False dying lawsuit filed after lady died ready for dispatchers to ship assist

After waiting more than 10 minutes for the dispatchers to send help, a mother of two children passed away. Now her family is filing an unlawful death lawsuit against the city and others.

An unlawful death lawsuit was recently brought before the Jackson County Circuit Court by the family of a woman who died while waiting for emergency services to send help. According to the suit, the woman’s son called 911 after she collapsed. The boy’s father, Frank McClelland, filed the lawsuit against the City of Kansas City, the Kansas City Police Department, the Kansas City Board of Police Commissioners, the Kansas City Fire Department, and several individuals alleged to be all at fault the death.

Emergency department; Image courtesy of paulbr75 via Pixabay, www.pixabay.com

At the time of the incident, McClelland was in Iowa working on a construction job. It was July 18, 2019, and his wife, Cathryn McClelland, 41, was at home with their son. According to the suit, she said, “She didn’t feel well and passed out in the family living room.” The boy, who was only 8 years old at the time, called 911. His call was “taken to the Kansas City Police Department and notified a dispatcher that his mother was on the ground.” The lawsuit states: “Within 71 seconds of the start of the call, the boy went outside to check the house number and gave the dispatcher the full address.”
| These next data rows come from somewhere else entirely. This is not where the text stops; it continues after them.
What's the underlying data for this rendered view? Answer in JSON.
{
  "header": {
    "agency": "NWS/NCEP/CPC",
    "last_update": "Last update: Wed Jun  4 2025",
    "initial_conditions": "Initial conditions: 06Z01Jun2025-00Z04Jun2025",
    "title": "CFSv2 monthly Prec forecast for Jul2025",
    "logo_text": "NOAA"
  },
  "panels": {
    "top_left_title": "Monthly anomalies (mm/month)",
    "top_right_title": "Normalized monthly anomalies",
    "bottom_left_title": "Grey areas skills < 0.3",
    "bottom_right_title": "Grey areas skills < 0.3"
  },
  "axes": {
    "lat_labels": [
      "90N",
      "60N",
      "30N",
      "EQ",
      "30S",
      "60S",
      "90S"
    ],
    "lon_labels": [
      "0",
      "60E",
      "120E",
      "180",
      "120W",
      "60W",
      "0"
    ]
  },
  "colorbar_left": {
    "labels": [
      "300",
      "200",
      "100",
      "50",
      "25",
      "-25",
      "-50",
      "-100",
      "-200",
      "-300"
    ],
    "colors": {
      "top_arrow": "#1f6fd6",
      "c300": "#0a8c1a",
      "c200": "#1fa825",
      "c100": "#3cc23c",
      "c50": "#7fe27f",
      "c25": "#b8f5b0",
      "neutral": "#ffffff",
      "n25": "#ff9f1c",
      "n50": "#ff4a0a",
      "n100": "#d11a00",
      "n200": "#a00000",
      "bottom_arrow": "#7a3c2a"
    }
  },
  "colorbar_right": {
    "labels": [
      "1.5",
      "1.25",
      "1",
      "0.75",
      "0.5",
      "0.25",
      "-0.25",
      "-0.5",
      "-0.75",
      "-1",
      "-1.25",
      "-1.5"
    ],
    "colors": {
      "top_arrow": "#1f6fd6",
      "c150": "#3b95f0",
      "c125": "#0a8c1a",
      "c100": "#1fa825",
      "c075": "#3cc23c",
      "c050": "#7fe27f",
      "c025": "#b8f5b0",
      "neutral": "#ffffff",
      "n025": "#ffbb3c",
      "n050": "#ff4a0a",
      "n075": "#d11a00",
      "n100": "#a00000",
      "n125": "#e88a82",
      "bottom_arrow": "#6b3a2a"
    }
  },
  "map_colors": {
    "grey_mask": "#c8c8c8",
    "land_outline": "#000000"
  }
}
However, instead of calling an ambulance, the police superintendent contacted the Kansas City Fire Department shipping line. “The police dispatcher informed the fire department dispatcher that the geographic information system did not match the boy’s address,” the lawsuit said. A handful of precious minutes passed as they paced back and forth, “trying to figure out the discrepancy.” During that time, the boy re-gave the dispatcher the house number and Mr. McClelland was contacted and confirmed the address.

About 10 minutes later, dispatchers contacted the Prairie Village Police Department and officers arrived three minutes later and began CPR. Six minutes later, an ambulance and rescue workers arrived and were able to get a pulse. From there, Ms. McClelland was taken to the local hospital, “where the doctors found that she was in cardiac arrest”. After a brain scan, it was found that she had no brain activity. The mother of two was pronounced dead on July 22, 2019.
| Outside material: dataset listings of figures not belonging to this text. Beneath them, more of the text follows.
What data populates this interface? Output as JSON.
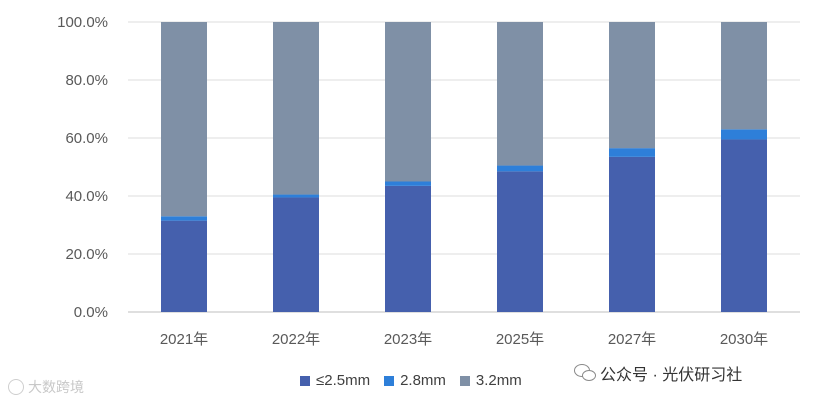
{
  "chart_data": {
    "type": "bar",
    "stacked": true,
    "categories": [
      "2021年",
      "2022年",
      "2023年",
      "2025年",
      "2027年",
      "2030年"
    ],
    "series": [
      {
        "name": "≤2.5mm",
        "color": "#4560ad",
        "values": [
          31.5,
          39.5,
          43.5,
          48.5,
          53.5,
          59.5
        ]
      },
      {
        "name": "2.8mm",
        "color": "#2e7fd9",
        "values": [
          1.5,
          1.0,
          1.5,
          2.0,
          3.0,
          3.5
        ]
      },
      {
        "name": "3.2mm",
        "color": "#7f90a6",
        "values": [
          67.0,
          59.5,
          55.0,
          49.5,
          43.5,
          37.0
        ]
      }
    ],
    "yticks": [
      "0.0%",
      "20.0%",
      "40.0%",
      "60.0%",
      "80.0%",
      "100.0%"
    ],
    "ylim": [
      0,
      100
    ],
    "grid": true,
    "legend_position": "bottom"
  },
  "watermarks": {
    "right_text": "公众号 · 光伏研习社",
    "left_text": "大数跨境"
  }
}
The suit stated that the young man “was brave and heroic throughout the process of trying to get help for his mother”.

Attorney Brian McAllister represents the family and said the loss was “unbearable” for them. He said:

“For the family, I would hope that a jury would listen and act 100% fairly and that the system we have can be changed dramatically so that no one else ever has to go through this.”

He added that in the family’s lawsuit, “the defendants acted negligently or willfully or willfully”.